Efficient algorithms for optimal force distribution in multiple-chain robotic systems

Abstract

A two-level hierarchical control scheme is proposed to solve the large-scale control problem for multiple-chain robotic systems forming simple closed-kinematic loops. These robotic systems include dexterous hands, multiple manipulators, and multilegged vehicles. The upper-level coordinator collects all the necessary information and solves the inter-chain coordination problem which is, in fact, the force distribution problem. The corresponding constrained, optimal solutions (which are the set-points of chain contact forces and input joint torques) decouple this large-scale system into m lower-level subsystems. Then, m local controllers may be assigned to solve the associated chain force and motion control problems in parallel. This dissertation concentrates on developing a general and efficient optimal algorithm which may solve the force distribution problem in real time. To begin with, the governing equations for force distribution are derived. This general dynamic formulation is applicable to all three types of systems considered through some changes in parameters. A computationally efficient optimal algorithm called the Compact-Dual LP (Linear Programming) method for solving the force distribution problem is, then, devised. In this method, the general solution of the linear equality constraints is obtained by transforming the underspecified matrix into row-reduced echelon form; then, the linear equality constraints of the force distribution problem are eliminated. Also, the duality theory of linear programming is applied. The resulting method is applicable to a wide range of systems, constraints (e.g., friction constraints, maximum joint torque constraints, etc.), and objective functions, and yet is computationally efficient.

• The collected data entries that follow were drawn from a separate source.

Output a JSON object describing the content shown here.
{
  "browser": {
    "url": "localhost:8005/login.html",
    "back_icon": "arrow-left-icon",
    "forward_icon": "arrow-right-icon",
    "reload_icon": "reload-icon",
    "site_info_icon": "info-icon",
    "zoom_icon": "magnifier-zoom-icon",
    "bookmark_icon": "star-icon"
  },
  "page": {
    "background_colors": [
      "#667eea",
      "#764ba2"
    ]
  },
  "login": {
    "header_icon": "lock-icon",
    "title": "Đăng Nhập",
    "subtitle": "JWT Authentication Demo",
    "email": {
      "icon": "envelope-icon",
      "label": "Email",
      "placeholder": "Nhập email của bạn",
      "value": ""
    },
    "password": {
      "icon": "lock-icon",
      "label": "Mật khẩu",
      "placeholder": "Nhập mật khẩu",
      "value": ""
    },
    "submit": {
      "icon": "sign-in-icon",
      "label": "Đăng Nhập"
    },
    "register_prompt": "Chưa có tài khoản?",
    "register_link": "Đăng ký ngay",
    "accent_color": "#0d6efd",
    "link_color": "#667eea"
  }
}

The significance of the Compact-Dual LP method is demonstrated by solving the force distribution problem of a grasping system under development at OSU called DIGITS. With 2 fingers grasping an object and hard point contact considered, the CPU time on a VAX-11/785 computer is only 1.47 ms. If 4 fingers are considered, a combined objective function for minimum effort, load balance, and temporal continuity is applied, and a linear programming package in the IMSL library is utilized, then the CPU time is less than 45 ms. Therefore, it is believed that the general force distribution problem may be solved by the Compact-Dual LP method in real time.